Was genau ist passiert?
Das unter singapurischer Flagge fahrende, rund 290 Meter lange Containerschiff «Dali» war nach Angaben von Marylands Gouverneur Wes Moore «mit acht Knoten, also mit rasanter Geschwindigkeit» auf die Brücke zugesteuert - das sind etwa 15 Kilometer pro Stunde. Die Kollision ließ die vierspurige, mehr als 2,5 Kilometer lange Brücke einstürzen. Als Teil der überregionalen Verkehrsader Interstate 695 überspannte sie den Hafen der Ostküsten-Metropole Baltimore.
Nach Angaben des Verkehrsministers von Maryland, Paul Wiedefeld, befanden sich zum Zeitpunkt des Unglücks acht Bauarbeiter auf der Brücke, die dort Schlaglöcher reparierten. Zwei Menschen konnten gerettet werden. Eine Person wurde laut US-Medien zunächst in ein Krankenhaus eingeliefert und kurze Zeit später wieder entlassen.
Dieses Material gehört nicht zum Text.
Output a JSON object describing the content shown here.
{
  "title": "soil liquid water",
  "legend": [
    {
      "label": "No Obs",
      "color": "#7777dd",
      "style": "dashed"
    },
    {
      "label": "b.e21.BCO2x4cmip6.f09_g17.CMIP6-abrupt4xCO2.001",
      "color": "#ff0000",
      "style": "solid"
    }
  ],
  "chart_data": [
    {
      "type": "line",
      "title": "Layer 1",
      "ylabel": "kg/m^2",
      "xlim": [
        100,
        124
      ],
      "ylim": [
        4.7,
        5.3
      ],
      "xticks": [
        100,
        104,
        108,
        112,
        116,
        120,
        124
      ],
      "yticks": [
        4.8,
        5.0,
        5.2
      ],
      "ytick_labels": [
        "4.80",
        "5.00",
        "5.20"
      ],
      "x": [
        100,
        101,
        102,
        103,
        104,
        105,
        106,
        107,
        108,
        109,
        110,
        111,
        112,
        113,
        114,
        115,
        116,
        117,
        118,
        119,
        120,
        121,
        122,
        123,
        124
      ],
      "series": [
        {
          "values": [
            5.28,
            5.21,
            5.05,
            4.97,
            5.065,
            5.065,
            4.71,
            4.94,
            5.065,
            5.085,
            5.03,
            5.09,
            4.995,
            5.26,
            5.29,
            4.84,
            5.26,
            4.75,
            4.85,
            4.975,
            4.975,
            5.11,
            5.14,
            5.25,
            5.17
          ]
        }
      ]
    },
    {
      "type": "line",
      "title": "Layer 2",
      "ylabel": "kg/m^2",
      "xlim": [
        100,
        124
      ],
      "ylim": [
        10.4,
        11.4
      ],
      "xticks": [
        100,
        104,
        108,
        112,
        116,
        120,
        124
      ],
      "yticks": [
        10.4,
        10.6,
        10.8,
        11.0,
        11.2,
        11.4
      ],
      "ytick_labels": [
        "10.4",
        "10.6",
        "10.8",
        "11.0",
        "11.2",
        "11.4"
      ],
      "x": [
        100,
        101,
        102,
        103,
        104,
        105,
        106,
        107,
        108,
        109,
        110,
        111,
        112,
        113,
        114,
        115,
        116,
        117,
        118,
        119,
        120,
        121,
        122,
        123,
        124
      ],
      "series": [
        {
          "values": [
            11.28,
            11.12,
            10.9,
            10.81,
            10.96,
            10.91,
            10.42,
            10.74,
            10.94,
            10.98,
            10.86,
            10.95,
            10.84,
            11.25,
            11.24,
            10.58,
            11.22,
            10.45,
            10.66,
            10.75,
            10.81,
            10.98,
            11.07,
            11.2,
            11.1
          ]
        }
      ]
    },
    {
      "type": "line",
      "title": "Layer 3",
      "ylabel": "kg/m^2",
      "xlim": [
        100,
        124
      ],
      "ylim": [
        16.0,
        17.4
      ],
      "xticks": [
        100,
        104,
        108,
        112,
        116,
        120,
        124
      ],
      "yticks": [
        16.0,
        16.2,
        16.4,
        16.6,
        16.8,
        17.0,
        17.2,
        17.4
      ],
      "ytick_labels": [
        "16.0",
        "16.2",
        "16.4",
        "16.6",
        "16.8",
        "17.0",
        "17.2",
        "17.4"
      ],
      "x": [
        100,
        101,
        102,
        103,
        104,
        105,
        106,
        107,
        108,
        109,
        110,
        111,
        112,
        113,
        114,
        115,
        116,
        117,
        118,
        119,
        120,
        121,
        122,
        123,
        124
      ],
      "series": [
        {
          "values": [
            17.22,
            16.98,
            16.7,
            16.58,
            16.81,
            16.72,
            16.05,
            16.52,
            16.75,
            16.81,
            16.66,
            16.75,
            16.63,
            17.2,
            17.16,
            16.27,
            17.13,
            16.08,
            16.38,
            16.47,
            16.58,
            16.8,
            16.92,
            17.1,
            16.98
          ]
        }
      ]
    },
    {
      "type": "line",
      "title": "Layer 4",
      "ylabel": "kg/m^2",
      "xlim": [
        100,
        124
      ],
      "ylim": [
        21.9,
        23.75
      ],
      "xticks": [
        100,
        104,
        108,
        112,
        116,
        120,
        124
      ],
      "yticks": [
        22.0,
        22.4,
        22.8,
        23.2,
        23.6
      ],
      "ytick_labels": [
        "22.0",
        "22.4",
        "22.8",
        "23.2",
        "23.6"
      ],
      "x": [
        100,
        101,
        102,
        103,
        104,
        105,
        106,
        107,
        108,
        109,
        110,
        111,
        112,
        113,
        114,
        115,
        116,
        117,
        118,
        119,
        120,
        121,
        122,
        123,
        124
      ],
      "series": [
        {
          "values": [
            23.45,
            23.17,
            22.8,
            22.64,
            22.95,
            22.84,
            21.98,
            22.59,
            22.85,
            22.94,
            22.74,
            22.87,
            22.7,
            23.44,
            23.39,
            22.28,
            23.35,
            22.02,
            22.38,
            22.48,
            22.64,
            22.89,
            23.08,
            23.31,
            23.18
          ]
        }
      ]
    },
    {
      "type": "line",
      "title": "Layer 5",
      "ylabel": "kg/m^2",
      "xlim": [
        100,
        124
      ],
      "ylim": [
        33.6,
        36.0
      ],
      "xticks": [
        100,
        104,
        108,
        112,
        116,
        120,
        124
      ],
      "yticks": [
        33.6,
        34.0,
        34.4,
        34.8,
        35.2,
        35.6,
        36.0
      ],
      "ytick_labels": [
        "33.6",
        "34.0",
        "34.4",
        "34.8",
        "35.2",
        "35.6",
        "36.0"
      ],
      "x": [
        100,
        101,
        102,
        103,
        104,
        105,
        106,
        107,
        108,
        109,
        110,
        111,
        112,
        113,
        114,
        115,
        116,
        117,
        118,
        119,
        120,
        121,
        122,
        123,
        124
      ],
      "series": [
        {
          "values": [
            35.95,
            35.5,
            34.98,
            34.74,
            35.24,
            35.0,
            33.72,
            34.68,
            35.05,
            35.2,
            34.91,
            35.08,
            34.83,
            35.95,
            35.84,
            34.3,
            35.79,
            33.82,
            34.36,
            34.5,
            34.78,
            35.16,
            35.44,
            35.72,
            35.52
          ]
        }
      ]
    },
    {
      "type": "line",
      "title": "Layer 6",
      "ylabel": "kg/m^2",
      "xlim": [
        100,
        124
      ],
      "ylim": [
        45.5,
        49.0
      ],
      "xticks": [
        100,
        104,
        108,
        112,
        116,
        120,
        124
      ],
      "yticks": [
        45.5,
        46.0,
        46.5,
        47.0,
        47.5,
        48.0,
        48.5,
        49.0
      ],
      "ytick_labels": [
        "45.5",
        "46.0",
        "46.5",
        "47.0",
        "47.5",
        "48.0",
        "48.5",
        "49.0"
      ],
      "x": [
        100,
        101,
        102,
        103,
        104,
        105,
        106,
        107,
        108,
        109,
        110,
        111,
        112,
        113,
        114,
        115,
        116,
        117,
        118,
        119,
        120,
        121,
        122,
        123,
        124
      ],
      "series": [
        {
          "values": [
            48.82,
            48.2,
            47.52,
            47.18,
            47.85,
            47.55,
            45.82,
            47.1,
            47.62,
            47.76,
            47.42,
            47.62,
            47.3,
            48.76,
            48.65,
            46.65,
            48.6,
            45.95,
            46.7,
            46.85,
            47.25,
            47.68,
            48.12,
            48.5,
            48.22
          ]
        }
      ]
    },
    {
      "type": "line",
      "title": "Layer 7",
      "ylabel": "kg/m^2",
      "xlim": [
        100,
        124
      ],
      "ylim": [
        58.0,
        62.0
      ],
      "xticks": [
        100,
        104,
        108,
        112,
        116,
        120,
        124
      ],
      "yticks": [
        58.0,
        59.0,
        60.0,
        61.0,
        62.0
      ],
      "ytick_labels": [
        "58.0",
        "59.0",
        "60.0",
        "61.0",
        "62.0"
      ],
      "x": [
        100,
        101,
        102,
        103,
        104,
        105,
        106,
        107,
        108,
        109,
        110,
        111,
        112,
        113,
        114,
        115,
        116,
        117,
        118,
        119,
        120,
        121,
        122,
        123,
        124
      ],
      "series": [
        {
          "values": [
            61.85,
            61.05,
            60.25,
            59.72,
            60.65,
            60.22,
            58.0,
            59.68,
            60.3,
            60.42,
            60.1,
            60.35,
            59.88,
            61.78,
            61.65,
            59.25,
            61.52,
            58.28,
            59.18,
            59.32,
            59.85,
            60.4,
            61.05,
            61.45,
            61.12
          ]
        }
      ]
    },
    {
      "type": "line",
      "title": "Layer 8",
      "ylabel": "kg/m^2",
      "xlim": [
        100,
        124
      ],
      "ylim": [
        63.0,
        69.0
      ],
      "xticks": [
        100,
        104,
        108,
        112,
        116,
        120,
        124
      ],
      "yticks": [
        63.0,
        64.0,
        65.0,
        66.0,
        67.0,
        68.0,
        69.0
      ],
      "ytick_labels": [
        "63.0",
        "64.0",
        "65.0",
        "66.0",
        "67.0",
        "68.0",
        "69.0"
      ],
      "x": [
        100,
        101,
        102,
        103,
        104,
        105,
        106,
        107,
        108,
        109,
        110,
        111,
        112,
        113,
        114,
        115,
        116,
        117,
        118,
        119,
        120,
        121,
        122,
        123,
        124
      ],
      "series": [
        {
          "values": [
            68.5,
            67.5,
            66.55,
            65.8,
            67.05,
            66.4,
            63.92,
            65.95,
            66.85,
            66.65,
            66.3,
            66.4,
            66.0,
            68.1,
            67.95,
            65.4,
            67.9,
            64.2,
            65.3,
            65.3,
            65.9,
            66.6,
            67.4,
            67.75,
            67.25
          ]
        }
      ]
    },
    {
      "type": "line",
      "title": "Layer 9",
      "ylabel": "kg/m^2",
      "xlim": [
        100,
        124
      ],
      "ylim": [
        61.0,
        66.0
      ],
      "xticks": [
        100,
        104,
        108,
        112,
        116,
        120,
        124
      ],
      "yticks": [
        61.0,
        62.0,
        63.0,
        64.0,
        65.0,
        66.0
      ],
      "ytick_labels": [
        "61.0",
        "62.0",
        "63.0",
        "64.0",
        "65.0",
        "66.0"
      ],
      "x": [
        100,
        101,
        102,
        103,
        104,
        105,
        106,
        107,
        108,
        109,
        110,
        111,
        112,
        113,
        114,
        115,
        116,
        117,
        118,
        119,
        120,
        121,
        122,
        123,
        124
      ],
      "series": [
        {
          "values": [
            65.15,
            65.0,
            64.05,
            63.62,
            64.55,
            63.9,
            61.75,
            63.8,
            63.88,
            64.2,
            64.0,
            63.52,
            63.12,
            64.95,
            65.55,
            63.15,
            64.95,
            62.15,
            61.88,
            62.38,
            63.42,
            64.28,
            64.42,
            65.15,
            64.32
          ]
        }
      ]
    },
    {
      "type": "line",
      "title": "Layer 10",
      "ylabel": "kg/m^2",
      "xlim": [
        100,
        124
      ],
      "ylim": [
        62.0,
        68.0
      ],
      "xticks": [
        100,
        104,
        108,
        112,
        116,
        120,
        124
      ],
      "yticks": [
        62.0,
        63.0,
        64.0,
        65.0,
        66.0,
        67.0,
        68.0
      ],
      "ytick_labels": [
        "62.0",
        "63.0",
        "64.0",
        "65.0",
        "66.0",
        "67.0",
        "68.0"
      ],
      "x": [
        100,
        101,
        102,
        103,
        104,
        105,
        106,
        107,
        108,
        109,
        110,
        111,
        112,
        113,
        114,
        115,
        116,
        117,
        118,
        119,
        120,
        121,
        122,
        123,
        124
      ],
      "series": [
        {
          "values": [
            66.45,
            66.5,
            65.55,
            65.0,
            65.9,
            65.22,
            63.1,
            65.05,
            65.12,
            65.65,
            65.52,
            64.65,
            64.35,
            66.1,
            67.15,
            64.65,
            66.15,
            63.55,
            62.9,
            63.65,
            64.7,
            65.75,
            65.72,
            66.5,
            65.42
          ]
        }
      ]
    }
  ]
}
Die verbliebenen sechs Menschen galten über viele Stunden hinweg als vermisst.
Wie verlief die Suche nach den Vermissten?
Gegen 1.40 Uhr (Ortszeit) am Dienstag waren offiziellen Angaben zufolge erste Notrufe eingegangen. Wenige Minuten später kamen die ersten Einsatzkräfte am Unglücksort an. Über den ganzen Dienstag hinweg suchten Polizisten und Rettungskräfte im Wasser, aus der Luft und an Land nach den sechs Vermissten. Dabei kam neben Dutzenden Tauchern auch Infrarot- und Sonartechnik zum Einsatz. Zunächst wurden auf diese Weise fünf Fahrzeuge im Wasser identifiziert, darunter drei Autos und ein Betonmischer. Menschen wurden aber nicht gefunden.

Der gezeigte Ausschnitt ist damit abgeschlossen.